Hybrid AI Model Helps Startups Revolutionize Real-Time ECG Monitoring for Early Heart Disease Detection.
Keywords: ECG classification, CNN-LSTM, Genetic Algorithm, AI in healthcare, real-time ECG monitoring, cardiovascular disease detection, healthtech startup, feature optimization
A new study from Bharathidasan University introduces a hybrid AI model that could transform real-time ECG monitoring, offering a startup-ready solution for early detection of cardiovascular diseases. Led by M. Durairaj and S. Selvakumari, the study combines Convolutional Neural Networks (CNNs), Long Short-Term Memory (LSTM) networks, and Genetic Algorithm-based feature optimization to deliver high accuracy without heavy computational costs.

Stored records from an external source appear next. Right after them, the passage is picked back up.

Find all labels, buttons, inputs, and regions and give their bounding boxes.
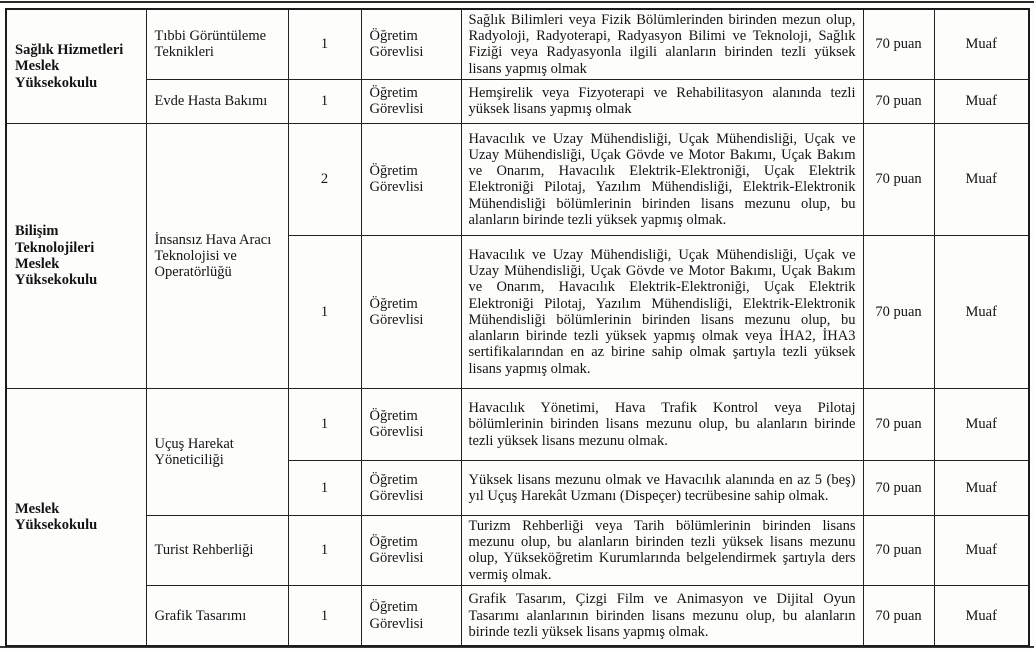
requirement-cell: Havacılık ve Uzay Mühendisliği, Uçak Mühendisliği, Uçak ve Uzay Mühendisliği, Uçak Gövde ve Motor Bakımı, Uçak Bakım ve Onarım, Havacılık Elektrik-Elektroniği, Uçak Elektrik Elektroniği Pilotaj, Yazılım Mühendisliği, Elektrik-Elektronik Mühendisliği bölümlerinin birinden lisans mezunu olup, bu alanların birinde tezli yüksek yapmış olmak veya İHA2, İHA3 sertifikalarından en az birine sahip olmak şartıyla tezli yüksek lisans yapmış olmak.	[461, 235, 863, 388]
school-cell: Meslek Yüksekokulu	[6, 388, 146, 646]
exemption-cell: Muaf	[934, 79, 1029, 123]
requirement-cell: Hemşirelik veya Fizyoterapi ve Rehabilitasyon alanında tezli yüksek lisans yapmış olmak	[461, 79, 863, 123]
exemption-cell: Muaf	[934, 515, 1029, 585]
table-row	[6, 79, 1029, 123]
position-cell: Öğretim Görevlisi	[361, 9, 461, 79]
score-cell: 70 puan	[863, 123, 934, 235]
position-cell: Öğretim Görevlisi	[361, 388, 461, 460]
requirement-cell: Sağlık Bilimleri veya Fizik Bölümlerinden birinden mezun olup, Radyoloji, Radyoterapi, Radyasyon Bilimi ve Teknoloji, Sağlık Fiziği veya Radyasyonla ilgili alanların birinden tezli yüksek lisans yapmış olmak	[461, 9, 863, 79]
scan-edge-line-top	[0, 1, 1034, 3]
program-cell: Grafik Tasarımı	[146, 585, 288, 646]
position-cell: Öğretim Görevlisi	[361, 515, 461, 585]
count-cell: 1	[288, 585, 361, 646]
program-cell: İnsansız Hava Aracı Teknolojisi ve Operatörlüğü	[146, 123, 288, 388]
score-cell: 70 puan	[863, 460, 934, 515]
score-cell: 70 puan	[863, 9, 934, 79]
requirement-cell: Havacılık Yönetimi, Hava Trafik Kontrol veya Pilotaj bölümlerinin birinden lisans mezunu olup, bu alanların birinde tezli yüksek lisans mezunu olmak.	[461, 388, 863, 460]
requirement-cell: Havacılık ve Uzay Mühendisliği, Uçak Mühendisliği, Uçak ve Uzay Mühendisliği, Uçak Gövde ve Motor Bakımı, Uçak Bakım ve Onarım, Havacılık Elektrik-Elektroniği, Uçak Elektrik Elektroniği Pilotaj, Yazılım Mühendisliği, Elektrik-Elektronik Mühendisliği bölümlerinin birinden lisans mezunu olup, bu alanların birinde tezli yüksek yapmış olmak.	[461, 123, 863, 235]
table-row	[6, 388, 1029, 460]
count-cell: 1	[288, 515, 361, 585]
count-cell: 2	[288, 123, 361, 235]
position-cell: Öğretim Görevlisi	[361, 79, 461, 123]
exemption-cell: Muaf	[934, 123, 1029, 235]
exemption-cell: Muaf	[934, 9, 1029, 79]
program-cell: Turist Rehberliği	[146, 515, 288, 585]
exemption-cell: Muaf	[934, 460, 1029, 515]
count-cell: 1	[288, 460, 361, 515]
program-cell: Evde Hasta Bakımı	[146, 79, 288, 123]
count-cell: 1	[288, 9, 361, 79]
score-cell: 70 puan	[863, 79, 934, 123]
program-cell: Tıbbi Görüntüleme Teknikleri	[146, 9, 288, 79]
score-cell: 70 puan	[863, 585, 934, 646]
vacancy-table	[5, 8, 1030, 647]
exemption-cell: Muaf	[934, 235, 1029, 388]
table-row	[6, 585, 1029, 646]
count-cell: 1	[288, 388, 361, 460]
position-cell: Öğretim Görevlisi	[361, 123, 461, 235]
exemption-cell: Muaf	[934, 388, 1029, 460]
requirement-cell: Yüksek lisans mezunu olmak ve Havacılık alanında en az 5 (beş) yıl Uçuş Harekât Uzmanı (Dispeçer) tecrübesine sahip olmak.	[461, 460, 863, 515]
requirement-cell: Turizm Rehberliği veya Tarih bölümlerinin birinden lisans mezunu olup, bu alanların birinden tezli yüksek lisans mezunu olup, Yükseköğretim Kurumlarında belgelendirmek şartıyla ders vermiş olmak.	[461, 515, 863, 585]
school-cell: Sağlık Hizmetleri Meslek Yüksekokulu	[6, 9, 146, 123]
exemption-cell: Muaf	[934, 585, 1029, 646]
score-cell: 70 puan	[863, 388, 934, 460]
position-cell: Öğretim Görevlisi	[361, 460, 461, 515]
count-cell: 1	[288, 79, 361, 123]
score-cell: 70 puan	[863, 235, 934, 388]
position-cell: Öğretim Görevlisi	[361, 585, 461, 646]
position-cell: Öğretim Görevlisi	[361, 235, 461, 388]
program-cell: Uçuş Harekat Yöneticiliği	[146, 388, 288, 515]
count-cell: 1	[288, 235, 361, 388]
score-cell: 70 puan	[863, 515, 934, 585]
school-cell: Bilişim Teknolojileri Meslek Yüksekokulu	[6, 123, 146, 388]
requirement-cell: Grafik Tasarım, Çizgi Film ve Animasyon ve Dijital Oyun Tasarımı alanlarının birinden lisans mezunu olup, bu alanların birinde tezli yüksek lisans yapmış olmak.	[461, 585, 863, 646]
table-row	[6, 9, 1029, 79]
table-row	[6, 123, 1029, 235]
table-row	[6, 515, 1029, 585]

The innovation addresses a key challenge in cardiovascular healthcare: detecting heart abnormalities quickly and accurately in real time. Many existing ECG classification systems are either too slow, too complex, or require large datasets, making them unsuitable for real-time clinical applications or portable medical devices. The new hybrid CNN-LSTM model solves this by efficiently reducing input data, accelerating training by about 30%, and maintaining top-tier performance in classification tasks.
In practice, this system can help startups develop wearable ECG devices or AI-powered monitoring platforms. For example, a wearable device using this AI could alert a user or medical professional immediately if an abnormal heart rhythm is detected, potentially preventing severe cardiac events.
The model was tested on the PTB-XL ECG dataset and achieved precision of 97.83%, accuracy of 98.12%, recall of 97.46%, specificity of 98.72%, and F1-score of 97.65%, outperforming traditional models like CNN, FSL, and ATCNN. Its ability to distinguish between normal and abnormal heart signals with minimal computational load makes it ideal for startups focusing on AI-assisted health tech solutions.
The novelty lies in integrating GA, SVM, and PCA feature optimization into a CNN-LSTM network, a combination not commonly seen in ECG analysis. This innovation could enable real-time clinical decision support systems, portable ECG monitoring tools, and AI-driven preventive healthcare solutions, addressing the growing global burden of cardiovascular disease.